There has been a recent controversy bubbling out near Walden Pond, in Concord, MA. First, there was movement in a town meeting over a year ago to ban bottled water. The actions in Concord were inspired by the first town in the world to voluntarily ban bottled water: Bundy, Australia. At the time the movement was passed in Bundy, 350 people showed up to the meeting, and 348 voted for the ban. Two of them voted against it, and one of those was part of the bottled water industry. Treehugger has an extensive write-up on the ground-breaking ban.
More recently, to inspire Concord, Bundy wrote an open letter encouraging them in their attempt to counter support of bottled water, most of which has been manufactured through marketing by the multi-million-dollar bottled-water industry. However, the open letter came out before Massachusetts State Attorney General Martha Coakley rejected Concord’s proposed ban on bottled water, claiming that the ban “does not come within the attorney general’s limited review authority.”
In short, controversy abounds on the steam-gathering trend of Bundanooning, which the Australians claim in their letter is becoming increasingly popular.
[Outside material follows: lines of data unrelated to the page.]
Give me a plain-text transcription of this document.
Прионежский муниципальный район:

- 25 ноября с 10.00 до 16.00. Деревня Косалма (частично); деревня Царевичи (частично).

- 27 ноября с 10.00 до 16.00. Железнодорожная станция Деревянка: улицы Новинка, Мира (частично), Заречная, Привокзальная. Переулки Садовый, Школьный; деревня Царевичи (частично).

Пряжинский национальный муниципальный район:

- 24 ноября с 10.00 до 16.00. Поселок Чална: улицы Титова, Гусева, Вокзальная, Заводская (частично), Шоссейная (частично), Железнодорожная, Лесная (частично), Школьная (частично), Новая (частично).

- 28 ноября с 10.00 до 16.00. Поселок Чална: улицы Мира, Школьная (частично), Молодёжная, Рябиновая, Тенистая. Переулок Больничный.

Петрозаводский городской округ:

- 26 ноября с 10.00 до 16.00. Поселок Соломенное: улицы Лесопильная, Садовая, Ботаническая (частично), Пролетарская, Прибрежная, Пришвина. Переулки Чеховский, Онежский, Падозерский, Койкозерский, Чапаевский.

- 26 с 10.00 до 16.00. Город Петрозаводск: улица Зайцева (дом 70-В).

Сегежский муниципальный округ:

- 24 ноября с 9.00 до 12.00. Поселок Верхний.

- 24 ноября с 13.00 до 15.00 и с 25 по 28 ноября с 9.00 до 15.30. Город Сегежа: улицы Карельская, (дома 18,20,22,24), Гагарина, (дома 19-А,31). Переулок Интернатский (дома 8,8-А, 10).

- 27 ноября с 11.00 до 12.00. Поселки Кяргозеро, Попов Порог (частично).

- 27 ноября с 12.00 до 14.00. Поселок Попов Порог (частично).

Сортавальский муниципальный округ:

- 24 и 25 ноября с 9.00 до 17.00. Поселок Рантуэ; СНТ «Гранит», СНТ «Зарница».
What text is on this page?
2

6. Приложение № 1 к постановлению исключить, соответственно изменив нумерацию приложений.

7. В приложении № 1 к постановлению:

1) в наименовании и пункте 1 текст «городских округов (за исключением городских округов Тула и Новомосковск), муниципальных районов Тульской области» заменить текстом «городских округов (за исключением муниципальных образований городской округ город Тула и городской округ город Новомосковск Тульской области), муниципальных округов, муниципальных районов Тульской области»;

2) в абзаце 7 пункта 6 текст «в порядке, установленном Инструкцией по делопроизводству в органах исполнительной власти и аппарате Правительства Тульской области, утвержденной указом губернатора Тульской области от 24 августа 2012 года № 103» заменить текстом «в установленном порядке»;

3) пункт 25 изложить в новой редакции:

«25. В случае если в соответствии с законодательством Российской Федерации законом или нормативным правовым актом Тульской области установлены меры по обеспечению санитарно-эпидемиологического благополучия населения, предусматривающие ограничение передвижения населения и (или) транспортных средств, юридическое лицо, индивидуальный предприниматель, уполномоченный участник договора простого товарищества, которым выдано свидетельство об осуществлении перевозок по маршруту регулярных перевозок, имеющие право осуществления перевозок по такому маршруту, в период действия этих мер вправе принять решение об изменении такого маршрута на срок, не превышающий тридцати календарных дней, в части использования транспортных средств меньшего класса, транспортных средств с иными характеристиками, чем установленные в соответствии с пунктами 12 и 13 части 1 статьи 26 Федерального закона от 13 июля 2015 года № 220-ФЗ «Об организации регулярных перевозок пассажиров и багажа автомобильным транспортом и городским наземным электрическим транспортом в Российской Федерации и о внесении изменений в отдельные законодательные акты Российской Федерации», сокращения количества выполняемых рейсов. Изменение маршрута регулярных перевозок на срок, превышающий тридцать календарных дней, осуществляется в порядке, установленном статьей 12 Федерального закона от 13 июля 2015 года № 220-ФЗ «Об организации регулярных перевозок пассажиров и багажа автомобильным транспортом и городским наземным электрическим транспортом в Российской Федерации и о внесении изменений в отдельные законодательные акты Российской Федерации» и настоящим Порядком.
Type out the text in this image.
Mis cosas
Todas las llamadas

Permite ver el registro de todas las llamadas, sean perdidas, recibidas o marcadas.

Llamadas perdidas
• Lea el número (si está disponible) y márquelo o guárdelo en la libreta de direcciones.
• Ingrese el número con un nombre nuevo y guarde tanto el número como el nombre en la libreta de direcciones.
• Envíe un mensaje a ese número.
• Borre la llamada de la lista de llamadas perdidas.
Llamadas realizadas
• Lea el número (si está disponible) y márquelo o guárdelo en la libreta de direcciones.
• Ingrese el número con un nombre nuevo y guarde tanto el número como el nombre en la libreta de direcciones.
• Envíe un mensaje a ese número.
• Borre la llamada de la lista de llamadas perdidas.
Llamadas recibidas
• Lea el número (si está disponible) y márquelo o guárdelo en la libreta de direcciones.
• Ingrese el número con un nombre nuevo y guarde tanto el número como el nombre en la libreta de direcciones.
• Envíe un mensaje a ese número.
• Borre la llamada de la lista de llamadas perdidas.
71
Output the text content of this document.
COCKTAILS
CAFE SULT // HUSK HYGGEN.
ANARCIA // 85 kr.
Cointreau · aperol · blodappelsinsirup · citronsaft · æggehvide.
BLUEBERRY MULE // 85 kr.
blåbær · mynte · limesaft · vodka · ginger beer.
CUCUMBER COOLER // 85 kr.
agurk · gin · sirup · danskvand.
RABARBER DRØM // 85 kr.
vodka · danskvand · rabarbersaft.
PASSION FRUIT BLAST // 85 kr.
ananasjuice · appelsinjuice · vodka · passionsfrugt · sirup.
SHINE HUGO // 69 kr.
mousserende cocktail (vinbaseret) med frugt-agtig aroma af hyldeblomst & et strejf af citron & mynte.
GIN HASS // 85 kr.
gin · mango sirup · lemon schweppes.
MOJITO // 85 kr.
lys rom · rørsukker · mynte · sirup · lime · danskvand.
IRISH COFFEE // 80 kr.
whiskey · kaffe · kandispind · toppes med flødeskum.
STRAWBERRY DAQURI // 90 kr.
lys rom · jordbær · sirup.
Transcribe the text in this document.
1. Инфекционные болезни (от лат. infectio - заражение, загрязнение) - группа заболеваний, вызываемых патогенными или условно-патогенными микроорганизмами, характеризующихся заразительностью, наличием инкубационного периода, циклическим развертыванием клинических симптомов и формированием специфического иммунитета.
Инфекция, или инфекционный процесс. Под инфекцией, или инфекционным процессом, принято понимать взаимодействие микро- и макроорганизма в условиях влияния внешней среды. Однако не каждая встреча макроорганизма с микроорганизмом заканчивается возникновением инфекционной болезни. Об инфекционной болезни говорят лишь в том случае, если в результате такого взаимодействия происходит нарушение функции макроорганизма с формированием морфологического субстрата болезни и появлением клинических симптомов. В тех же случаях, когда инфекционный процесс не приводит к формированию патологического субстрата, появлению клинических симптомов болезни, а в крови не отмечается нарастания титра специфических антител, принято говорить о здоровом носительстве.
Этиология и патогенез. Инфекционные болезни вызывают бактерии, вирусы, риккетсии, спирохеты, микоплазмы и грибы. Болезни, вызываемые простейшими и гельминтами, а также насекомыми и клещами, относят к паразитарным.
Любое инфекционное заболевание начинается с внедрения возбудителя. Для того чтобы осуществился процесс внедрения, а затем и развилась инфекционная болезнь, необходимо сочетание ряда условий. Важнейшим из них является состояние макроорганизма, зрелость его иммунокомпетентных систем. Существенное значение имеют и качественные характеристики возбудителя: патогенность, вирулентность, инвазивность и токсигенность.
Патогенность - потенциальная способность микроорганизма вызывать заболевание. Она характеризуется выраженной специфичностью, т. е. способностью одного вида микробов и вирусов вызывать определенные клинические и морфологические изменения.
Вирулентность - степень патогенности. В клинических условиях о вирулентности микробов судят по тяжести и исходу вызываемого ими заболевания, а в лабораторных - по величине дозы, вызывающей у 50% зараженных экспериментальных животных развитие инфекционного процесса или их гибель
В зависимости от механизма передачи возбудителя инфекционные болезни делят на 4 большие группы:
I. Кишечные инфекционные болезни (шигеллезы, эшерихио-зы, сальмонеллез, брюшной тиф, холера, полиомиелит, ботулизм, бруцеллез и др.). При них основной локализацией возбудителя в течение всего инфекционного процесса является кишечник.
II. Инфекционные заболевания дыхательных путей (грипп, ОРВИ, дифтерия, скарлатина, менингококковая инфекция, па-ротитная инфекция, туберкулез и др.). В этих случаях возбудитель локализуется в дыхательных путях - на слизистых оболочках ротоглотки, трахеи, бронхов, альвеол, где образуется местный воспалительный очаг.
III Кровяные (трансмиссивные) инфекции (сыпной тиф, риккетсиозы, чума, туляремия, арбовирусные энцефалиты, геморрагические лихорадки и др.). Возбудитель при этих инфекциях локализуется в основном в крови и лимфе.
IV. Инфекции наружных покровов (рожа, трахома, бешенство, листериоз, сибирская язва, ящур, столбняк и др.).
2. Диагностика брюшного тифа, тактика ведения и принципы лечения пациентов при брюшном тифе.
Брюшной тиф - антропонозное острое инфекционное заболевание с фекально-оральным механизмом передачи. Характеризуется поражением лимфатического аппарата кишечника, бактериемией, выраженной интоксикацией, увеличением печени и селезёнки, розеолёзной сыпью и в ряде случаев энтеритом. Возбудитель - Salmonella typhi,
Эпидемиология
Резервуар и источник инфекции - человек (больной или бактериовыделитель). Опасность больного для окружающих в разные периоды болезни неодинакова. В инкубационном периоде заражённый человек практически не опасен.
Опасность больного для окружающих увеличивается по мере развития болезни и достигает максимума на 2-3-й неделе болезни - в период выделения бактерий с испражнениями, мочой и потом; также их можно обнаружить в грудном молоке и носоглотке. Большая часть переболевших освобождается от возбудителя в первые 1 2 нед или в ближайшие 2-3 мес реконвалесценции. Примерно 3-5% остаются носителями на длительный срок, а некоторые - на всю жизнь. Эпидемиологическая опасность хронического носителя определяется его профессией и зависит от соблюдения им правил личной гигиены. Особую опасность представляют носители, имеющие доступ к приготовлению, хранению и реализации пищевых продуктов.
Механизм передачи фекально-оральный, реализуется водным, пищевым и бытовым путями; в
In response to Martha Coakley’s denial, Boston.com reports that the town will rally and re-think their anti-bottled-water strategy, putting the movement in bureaucratic language – like the beginning of Kafka’s many nightmares. Jean Hill, the 82 year-old Concord resident, is the figure behind the movement, and is learning the hard way what it is to go up against the State, and even worse, the Industry (who has already threatened to sue if the movement goes into effect.)
The people of Bundy accomplished the ban by doing it in a more proletarian way: giving up bottled water voluntarily. But until the millions and millions of people, who were initially convinced that bottled water is a good idea, can be educated and taught otherwise, other cities will have to (and currently do) try other tactics to counter the industry push, which is equal parts false advertising and environmental destruction. San Francisco, Seattle, and Chicago have already made movements, and others are attempting to follow.
We wishConcord good luck, and if/when the law goes into true effect, it may be yet another move toward a healthier Earth.